There is lots of camping if you continue towards Nikkaluokta and beyond. The further you go, the more private it is.
Day 7: Kebnekaise Mountain Station to Nikkaluokta
Distance: 19 km
Tips for hiking the Kungsleden Trail
Always show respect should you be lucky enough to cross paths with the Sami people. They look after the reindeer you see on the Kungsleden Trail.
Please Leave No Trace. If you can’t find a bathroom, dig a hole and bury your waste. Pack out toilet paper.
The hiking app that people love for the Kungsleden Trail is called Naturkartan. Type in Kungsleden Trail and all sections of the trail will pop up.
Campers – take a tent that can handle rain and wind. Pack all gear in waterproof bags. Nights can be cold especially beginning in late August.
We met many dogs – all on leash, on the trail.
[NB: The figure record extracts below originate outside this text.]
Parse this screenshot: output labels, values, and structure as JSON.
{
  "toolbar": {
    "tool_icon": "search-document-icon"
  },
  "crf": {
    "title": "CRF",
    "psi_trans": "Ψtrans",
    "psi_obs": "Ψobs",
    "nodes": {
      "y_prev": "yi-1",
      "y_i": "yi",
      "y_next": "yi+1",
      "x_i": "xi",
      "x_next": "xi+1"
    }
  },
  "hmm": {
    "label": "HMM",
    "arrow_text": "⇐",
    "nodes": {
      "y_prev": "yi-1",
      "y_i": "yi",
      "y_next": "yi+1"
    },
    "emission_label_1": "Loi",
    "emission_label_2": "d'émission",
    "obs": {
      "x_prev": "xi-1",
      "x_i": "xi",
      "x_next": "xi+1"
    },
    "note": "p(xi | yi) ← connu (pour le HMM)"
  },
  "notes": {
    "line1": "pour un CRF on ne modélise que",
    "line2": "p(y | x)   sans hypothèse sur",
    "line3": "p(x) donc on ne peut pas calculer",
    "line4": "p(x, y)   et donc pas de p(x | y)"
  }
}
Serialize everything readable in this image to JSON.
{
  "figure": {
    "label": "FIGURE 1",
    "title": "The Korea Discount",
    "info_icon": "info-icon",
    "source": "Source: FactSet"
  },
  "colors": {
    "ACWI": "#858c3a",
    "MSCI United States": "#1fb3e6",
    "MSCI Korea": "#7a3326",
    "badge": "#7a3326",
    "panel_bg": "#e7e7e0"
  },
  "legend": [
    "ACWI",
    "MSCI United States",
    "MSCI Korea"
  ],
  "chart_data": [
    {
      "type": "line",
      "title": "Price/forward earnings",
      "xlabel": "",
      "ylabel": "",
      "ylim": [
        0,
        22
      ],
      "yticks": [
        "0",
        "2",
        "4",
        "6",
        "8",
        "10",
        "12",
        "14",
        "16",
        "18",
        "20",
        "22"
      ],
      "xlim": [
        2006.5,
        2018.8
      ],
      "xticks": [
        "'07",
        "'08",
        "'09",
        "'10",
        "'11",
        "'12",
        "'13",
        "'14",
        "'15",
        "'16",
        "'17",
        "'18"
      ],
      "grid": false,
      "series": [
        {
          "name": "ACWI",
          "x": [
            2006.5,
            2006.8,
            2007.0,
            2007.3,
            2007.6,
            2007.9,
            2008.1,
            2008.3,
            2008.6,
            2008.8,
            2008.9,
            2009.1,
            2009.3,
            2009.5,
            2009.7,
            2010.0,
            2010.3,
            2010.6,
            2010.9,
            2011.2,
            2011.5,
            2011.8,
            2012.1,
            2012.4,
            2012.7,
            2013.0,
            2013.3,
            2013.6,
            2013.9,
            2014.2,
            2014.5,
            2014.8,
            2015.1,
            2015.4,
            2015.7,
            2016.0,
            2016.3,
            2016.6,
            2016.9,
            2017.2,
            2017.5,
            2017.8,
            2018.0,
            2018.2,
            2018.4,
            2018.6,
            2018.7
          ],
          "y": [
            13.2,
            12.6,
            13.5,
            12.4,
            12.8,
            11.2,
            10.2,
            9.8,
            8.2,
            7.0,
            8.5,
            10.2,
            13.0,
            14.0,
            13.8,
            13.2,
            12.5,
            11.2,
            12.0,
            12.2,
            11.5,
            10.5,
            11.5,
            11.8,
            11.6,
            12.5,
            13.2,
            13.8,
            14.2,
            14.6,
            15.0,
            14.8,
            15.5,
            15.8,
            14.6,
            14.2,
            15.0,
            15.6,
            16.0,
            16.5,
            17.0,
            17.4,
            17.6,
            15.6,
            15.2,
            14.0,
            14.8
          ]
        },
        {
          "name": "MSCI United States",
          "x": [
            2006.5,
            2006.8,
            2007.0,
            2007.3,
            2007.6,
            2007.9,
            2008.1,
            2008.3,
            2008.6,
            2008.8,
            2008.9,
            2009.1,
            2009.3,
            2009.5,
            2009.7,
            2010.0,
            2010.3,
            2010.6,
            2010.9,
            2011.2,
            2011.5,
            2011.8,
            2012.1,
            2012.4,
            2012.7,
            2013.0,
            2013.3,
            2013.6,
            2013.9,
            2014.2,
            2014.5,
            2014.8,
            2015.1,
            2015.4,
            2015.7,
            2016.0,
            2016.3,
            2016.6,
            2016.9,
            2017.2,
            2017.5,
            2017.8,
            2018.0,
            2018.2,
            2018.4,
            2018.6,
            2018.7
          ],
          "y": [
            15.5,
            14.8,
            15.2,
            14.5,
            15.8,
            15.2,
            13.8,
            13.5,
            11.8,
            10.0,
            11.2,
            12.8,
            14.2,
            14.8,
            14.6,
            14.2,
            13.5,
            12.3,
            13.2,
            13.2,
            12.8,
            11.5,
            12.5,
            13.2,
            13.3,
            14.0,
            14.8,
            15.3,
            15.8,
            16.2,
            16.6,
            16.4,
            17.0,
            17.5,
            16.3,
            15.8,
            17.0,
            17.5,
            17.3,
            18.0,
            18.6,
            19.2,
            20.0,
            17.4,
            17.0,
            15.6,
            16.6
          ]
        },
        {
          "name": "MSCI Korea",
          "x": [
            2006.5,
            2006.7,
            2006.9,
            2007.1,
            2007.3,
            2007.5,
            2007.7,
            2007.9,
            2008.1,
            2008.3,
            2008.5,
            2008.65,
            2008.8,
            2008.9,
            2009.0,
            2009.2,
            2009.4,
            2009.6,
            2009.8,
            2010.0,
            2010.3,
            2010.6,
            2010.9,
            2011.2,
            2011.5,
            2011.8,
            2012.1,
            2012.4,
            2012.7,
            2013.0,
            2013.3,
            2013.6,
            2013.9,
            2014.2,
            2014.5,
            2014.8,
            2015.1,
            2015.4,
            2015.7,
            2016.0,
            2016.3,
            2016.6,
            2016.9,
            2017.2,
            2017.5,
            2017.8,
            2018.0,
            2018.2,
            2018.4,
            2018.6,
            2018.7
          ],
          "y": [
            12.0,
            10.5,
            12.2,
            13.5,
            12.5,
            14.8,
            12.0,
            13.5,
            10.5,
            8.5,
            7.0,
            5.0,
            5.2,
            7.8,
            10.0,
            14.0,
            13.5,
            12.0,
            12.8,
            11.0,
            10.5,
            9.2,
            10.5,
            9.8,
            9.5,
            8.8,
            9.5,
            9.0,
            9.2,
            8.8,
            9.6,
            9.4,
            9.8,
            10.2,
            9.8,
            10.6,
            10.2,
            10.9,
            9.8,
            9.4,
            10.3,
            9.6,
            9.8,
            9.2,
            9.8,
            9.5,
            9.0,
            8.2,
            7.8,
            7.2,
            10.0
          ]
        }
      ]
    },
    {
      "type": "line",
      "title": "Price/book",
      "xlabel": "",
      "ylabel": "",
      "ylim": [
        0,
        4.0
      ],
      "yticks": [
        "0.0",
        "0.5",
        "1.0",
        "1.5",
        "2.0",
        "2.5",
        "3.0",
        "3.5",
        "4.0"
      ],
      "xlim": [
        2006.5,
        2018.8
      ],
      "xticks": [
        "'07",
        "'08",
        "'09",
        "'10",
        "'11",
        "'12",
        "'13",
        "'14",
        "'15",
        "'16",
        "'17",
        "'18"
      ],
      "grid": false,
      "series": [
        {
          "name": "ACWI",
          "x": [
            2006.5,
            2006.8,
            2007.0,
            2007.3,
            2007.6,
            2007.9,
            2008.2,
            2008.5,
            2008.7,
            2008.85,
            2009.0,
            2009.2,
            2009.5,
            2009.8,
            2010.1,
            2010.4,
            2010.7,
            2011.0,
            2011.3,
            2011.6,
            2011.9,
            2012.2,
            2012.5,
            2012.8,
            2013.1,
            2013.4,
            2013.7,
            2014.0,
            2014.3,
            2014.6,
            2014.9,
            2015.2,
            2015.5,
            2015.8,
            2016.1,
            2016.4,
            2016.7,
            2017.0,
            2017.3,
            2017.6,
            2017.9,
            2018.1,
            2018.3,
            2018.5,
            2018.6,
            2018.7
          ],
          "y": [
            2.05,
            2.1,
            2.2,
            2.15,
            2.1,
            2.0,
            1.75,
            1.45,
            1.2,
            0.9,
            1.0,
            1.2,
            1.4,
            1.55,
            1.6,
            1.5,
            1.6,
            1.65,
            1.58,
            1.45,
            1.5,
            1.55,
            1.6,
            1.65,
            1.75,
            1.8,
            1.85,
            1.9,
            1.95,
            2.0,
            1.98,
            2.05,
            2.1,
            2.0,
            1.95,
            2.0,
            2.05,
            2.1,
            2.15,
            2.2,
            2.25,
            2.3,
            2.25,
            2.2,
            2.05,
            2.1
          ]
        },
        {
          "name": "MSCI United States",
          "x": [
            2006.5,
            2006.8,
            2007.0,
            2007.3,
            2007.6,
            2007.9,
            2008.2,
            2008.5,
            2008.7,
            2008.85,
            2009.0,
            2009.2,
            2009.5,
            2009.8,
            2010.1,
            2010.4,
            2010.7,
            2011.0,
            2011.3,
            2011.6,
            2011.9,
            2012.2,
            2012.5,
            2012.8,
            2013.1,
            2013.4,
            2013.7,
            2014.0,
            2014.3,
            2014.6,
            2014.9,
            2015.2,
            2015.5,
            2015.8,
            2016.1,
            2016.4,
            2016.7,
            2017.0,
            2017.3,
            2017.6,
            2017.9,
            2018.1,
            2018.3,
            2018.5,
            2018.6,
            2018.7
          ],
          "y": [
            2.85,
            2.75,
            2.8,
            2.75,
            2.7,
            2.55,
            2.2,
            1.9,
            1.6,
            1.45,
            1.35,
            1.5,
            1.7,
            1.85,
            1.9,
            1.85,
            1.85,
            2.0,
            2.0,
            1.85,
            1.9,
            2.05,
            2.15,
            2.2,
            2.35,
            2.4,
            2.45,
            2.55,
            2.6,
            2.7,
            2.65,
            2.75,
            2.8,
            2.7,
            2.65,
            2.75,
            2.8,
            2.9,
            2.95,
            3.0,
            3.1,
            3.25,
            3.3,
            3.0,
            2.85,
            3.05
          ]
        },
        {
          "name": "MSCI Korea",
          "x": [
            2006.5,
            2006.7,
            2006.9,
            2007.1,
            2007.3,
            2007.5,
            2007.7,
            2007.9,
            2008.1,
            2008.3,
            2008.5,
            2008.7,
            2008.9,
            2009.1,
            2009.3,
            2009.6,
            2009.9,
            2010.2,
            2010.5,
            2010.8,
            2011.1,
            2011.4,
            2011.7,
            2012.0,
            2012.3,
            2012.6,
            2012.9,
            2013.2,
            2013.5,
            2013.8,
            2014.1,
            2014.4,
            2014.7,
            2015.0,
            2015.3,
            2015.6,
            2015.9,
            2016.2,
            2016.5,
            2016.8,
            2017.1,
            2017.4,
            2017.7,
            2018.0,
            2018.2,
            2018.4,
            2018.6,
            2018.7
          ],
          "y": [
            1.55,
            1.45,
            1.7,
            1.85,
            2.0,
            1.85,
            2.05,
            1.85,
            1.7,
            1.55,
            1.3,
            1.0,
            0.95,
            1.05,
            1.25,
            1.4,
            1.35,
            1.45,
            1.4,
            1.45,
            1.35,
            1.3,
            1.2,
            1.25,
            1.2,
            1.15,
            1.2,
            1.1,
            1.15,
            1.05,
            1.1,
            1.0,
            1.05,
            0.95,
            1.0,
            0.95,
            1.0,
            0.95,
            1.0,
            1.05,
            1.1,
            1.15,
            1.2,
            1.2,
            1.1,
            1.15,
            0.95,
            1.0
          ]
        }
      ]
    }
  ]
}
Most cabins can accommodate dogs (and most provide cozy dog blankets) but read through this section on the STF website on dogs before you decide to take them.
The map for this part of the Kungsleden Trail is Kebnekaise and it’s at a scale of 1:50,000 or 2 cm = 1 km. We were able to purchase one at the shop at the STF Turistation in Abisko.
There are a couple of opportunities where you can opt for a boat ride for a price. One boat is available to shave off up to about 4 km near Alesjoure. The other one – Båttrafiken – is between Kebnekaise Mountain Station and Nikkaluokta. There are three times in each direction and the price in 2023 was 450 SEK per adult.
Popular detours include Tarfala on a postcard perfect glacial lake along with Nallo, Vistas, and Unna Allakasin the Alesjaure-Tjaktja area. There is also the option to climb Kebnekaise, but don’t underestimate this mountain.
At every hut the caretaker puts up a weather forecast, so you can plan accordingly.
What should you do about food on the trail?
If you’re staying in the huts
Although you can purchase food in the huts, there isn’t always a lot of choice. The larger huts usually have more to offer. By the end of the season, the variety will be limited, so I would recommend carrying most of your food. Purchase freeze dried or dehydrated food to minimize your pack weight. Variety and texture are important and so are the calories.
STF Turistation has a larger selection of food than most – and they have Primus gas canisters of varying sizes, as well as spirit alcohol for stoves. You can also buy some fuel and food at the store in Nikkaluokta and at Kebnekaise.
At both Kebnekaise and STF Turistation, you can purchase wine and beer for drinking on the premises.
Can you drink the water?
John and I treated all the water we drank, but I think we were in the minority. Most people were drinking straight from streams and lakes. If you want to err on the side of caution, bring water purification tablets or a filter.
Wildlife on the trail
The only wildlife we saw on the Kungsleden Trail was reindeer. But even that was a thrill. Other possibilities include lemming, fox, moose, wolverine and very rarely bears.
What to take on the Kungsleden Trail
Tent with a rain fly and extra rope to tie down in high winds.
A portable stove, fuel and lighters.
Warm sleeping bag rated to -10°C at least and a sleeping pad.